Llama 4 - I tested the new Meta IA model

Mark Zuckerberg, who must have the balls to have supported Trump, tries to drown his sorrow in lamas farm. So not idiotic lamas that hunt as well as your mother -in -law but rather digital lamas, namely the famous Meta LLM, which could well revolutionize your personal projects with their new approach!

He has therefore just announced the provision of LLAMA 4their new multi-modal model (it can understand the text and the images) which has been brought over almost 30 billion tokens (or more Llama 3) and has a context of 10 million tokens. Basically, it is like taking it the equivalent of 8,000 pages of text, the complete Bible + the entire trilogy of the Lord of the Rings + the user manual of your microwave, and it will remember any time.

Available in 2 versions, this is the first model to use the MOE architecture (Mixture of Expert). It is a mode of operation that divides the tasks into a problem, which allows you to activate only the necessary parts of the model on each specific task.

The scout version is the one I just tested right now. It is :

17 billion active parameters with 16 experts (MOE)
109 billion parameters in total
He holds on a single NVIDIA H100 GPU (with Int4 quantification)
Has a context window of 10 million tokens
And is very oriented efficiency and optimized performance

The other model, Maverick is even more balèze but intended to compete squarely models like GPT 4O or Gemini 2.0 Flash.

17 billion active parameters with 128 experts
400 billion parameters in total
He also holds on a single NVIDIA H100 GPU
And as I said, it has performance comparable to high -end models

These models are available for download at Meta and Huggingface If you have a powerful machine enough to try it, but you can also test them via WhatsApp, Messenger, Instagram Direct Messenger or directly on the Meta.ai. And it’s free!

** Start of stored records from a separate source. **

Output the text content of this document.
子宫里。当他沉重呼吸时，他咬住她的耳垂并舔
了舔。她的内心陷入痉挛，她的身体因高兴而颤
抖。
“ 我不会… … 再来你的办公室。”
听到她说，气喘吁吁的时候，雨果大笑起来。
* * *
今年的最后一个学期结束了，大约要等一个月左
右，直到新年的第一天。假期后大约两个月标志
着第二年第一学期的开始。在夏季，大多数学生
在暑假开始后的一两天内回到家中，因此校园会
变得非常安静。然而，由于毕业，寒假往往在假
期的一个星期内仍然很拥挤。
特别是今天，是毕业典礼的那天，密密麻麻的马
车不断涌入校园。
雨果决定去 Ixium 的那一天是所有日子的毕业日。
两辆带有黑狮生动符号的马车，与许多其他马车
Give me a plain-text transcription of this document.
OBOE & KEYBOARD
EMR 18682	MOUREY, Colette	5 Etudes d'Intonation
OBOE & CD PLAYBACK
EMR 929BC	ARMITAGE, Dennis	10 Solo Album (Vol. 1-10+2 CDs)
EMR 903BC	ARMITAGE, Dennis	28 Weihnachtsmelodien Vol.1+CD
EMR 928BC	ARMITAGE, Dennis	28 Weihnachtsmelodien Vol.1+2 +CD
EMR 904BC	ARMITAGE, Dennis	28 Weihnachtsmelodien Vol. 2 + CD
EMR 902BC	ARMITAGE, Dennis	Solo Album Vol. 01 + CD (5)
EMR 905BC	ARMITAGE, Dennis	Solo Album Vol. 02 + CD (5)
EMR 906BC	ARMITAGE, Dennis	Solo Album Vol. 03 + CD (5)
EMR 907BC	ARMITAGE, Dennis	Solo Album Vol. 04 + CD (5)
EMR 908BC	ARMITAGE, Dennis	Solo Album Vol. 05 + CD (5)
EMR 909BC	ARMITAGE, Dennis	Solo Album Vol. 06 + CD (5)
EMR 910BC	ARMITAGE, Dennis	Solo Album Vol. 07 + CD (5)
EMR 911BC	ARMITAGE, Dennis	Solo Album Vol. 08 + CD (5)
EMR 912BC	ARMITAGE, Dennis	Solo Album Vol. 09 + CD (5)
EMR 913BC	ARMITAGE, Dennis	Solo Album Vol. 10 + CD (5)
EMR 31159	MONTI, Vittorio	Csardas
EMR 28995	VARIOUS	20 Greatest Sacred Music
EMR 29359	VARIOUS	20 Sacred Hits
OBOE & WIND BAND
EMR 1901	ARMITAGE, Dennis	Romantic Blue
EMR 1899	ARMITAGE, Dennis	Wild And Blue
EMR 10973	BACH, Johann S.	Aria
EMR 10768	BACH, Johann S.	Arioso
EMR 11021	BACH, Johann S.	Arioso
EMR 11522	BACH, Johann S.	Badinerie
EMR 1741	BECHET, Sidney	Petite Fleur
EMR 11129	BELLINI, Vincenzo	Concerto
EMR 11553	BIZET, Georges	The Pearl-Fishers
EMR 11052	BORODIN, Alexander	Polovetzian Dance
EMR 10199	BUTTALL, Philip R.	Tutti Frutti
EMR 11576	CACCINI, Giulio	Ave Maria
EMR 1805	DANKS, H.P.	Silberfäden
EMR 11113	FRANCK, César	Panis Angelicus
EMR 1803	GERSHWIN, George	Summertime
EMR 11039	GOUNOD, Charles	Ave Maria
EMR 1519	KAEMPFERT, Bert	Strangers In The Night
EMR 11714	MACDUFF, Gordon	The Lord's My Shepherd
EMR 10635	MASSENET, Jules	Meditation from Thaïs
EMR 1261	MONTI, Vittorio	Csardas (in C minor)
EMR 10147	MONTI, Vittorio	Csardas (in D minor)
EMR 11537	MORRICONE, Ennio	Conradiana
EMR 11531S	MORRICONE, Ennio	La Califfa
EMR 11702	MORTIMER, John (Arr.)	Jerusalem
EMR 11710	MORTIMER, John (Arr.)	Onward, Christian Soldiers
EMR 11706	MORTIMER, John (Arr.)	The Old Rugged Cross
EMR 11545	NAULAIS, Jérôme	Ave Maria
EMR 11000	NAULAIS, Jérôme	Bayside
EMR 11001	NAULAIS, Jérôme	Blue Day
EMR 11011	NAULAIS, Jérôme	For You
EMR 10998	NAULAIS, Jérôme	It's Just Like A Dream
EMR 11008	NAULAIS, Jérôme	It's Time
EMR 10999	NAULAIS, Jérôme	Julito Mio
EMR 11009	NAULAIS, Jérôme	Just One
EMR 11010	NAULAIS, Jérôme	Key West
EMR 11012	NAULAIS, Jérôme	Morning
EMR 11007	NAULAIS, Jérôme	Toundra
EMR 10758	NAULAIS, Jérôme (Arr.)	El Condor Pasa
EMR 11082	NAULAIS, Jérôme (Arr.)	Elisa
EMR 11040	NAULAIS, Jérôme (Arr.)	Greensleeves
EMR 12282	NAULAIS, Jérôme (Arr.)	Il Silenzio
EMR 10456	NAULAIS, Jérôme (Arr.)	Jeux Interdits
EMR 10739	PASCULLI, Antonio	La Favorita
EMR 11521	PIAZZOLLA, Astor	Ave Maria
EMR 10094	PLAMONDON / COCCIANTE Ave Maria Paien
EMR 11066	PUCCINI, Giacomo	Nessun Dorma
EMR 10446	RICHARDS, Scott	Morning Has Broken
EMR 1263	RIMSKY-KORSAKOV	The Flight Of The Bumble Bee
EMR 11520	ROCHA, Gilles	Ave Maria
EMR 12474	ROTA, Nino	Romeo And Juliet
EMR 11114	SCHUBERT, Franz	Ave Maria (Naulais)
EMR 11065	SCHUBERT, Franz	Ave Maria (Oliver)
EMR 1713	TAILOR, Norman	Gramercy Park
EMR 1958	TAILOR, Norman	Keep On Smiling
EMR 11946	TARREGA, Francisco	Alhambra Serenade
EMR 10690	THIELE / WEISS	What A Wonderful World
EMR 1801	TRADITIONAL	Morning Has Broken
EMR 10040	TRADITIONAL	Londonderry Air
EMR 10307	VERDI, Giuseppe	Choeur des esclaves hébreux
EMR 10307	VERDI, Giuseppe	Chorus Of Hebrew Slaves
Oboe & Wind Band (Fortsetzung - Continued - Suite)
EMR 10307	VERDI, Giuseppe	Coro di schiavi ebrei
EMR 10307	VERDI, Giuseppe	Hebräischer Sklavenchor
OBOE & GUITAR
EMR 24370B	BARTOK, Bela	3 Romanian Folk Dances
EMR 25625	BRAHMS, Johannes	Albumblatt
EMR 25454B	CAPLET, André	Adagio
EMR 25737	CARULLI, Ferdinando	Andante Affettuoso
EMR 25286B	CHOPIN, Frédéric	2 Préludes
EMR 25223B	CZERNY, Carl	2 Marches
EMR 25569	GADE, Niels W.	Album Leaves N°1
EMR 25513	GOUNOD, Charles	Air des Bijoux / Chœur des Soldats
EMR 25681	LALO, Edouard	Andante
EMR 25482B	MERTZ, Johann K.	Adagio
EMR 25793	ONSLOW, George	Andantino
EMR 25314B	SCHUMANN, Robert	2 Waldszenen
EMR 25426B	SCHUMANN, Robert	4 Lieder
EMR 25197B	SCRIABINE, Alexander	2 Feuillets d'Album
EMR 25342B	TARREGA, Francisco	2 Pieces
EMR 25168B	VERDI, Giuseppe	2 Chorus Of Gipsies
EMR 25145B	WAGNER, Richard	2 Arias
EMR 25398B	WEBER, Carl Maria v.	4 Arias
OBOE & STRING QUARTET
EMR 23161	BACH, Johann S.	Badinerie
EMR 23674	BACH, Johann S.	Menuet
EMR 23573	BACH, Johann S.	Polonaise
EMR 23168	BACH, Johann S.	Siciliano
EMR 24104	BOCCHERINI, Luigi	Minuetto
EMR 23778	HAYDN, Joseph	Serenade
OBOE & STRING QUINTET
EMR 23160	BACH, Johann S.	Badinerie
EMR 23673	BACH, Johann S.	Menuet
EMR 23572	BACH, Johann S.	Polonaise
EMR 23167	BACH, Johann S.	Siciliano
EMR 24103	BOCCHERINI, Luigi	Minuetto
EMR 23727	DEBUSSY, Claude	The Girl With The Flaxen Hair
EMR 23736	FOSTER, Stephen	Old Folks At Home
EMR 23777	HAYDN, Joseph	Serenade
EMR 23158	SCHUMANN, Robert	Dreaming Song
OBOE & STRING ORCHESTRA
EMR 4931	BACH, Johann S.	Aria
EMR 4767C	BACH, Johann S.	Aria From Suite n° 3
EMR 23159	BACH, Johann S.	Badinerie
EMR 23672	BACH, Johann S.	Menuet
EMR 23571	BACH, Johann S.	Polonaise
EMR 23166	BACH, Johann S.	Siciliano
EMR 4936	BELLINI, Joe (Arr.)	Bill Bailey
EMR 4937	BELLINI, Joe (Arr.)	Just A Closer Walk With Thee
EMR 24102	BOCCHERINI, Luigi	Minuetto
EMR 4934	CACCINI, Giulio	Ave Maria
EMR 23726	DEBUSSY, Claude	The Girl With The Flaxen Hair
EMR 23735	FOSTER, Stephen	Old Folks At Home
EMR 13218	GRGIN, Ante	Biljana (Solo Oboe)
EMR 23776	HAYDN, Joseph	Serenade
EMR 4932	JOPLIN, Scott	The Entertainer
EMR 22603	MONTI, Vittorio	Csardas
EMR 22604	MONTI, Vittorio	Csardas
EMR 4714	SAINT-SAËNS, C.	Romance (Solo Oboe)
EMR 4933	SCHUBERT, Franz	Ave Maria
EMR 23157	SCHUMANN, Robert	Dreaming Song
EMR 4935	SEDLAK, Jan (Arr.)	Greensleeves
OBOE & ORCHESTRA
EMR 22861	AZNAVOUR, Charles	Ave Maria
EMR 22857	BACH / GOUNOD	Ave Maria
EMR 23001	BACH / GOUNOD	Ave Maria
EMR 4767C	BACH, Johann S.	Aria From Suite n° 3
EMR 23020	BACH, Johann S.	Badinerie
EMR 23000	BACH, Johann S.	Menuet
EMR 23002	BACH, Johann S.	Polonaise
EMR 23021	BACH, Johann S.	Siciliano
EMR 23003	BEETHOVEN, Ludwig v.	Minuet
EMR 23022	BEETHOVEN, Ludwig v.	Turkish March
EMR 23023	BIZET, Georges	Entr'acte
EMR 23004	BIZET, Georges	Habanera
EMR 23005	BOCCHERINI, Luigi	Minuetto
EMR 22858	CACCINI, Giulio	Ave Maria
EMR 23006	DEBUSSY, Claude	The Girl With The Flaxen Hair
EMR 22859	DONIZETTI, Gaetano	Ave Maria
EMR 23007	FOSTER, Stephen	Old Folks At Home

For my part, on my Mac Studio M4, I managed to run Scout, at the speed of 39 tokens / seconds. I’m happy, it’s pretty fast, and I will be able to use this model in my Dev de Conquest de Conquest de Conquest! To give you an idea, I was able to generate a complete answer of 569 words to a question on the history of the Super Nintendo in less than 20 seconds. And that is on consumer equipment, not on a supercomputer.

SCR 20250407 Jrwe

If you want to test this, you will have to install MLX-LM with pip and launch this order:

mlx_lm.generate --model mlx-community/llama-4-Scout-17B-16E-Instruct-4bit --prompt "Combien fait 3+2 ?" --temp 1 -m 4096

SCR 20250407 JMZO

I tried Maverick too but in vain (it was predictable & mldr;)

SCR 20250407 JKNM

What is really interesting with these new models is this thing of mixture of experts (MOE) because it makes it possible to drastically reduce the calculations necessary for an answer, it therefore reduces costs, it allows you to have a lower latency and especially in the future, it will allow Meta to create larger models (smarter what & mldr;) with the same resources. And that’s beautiful!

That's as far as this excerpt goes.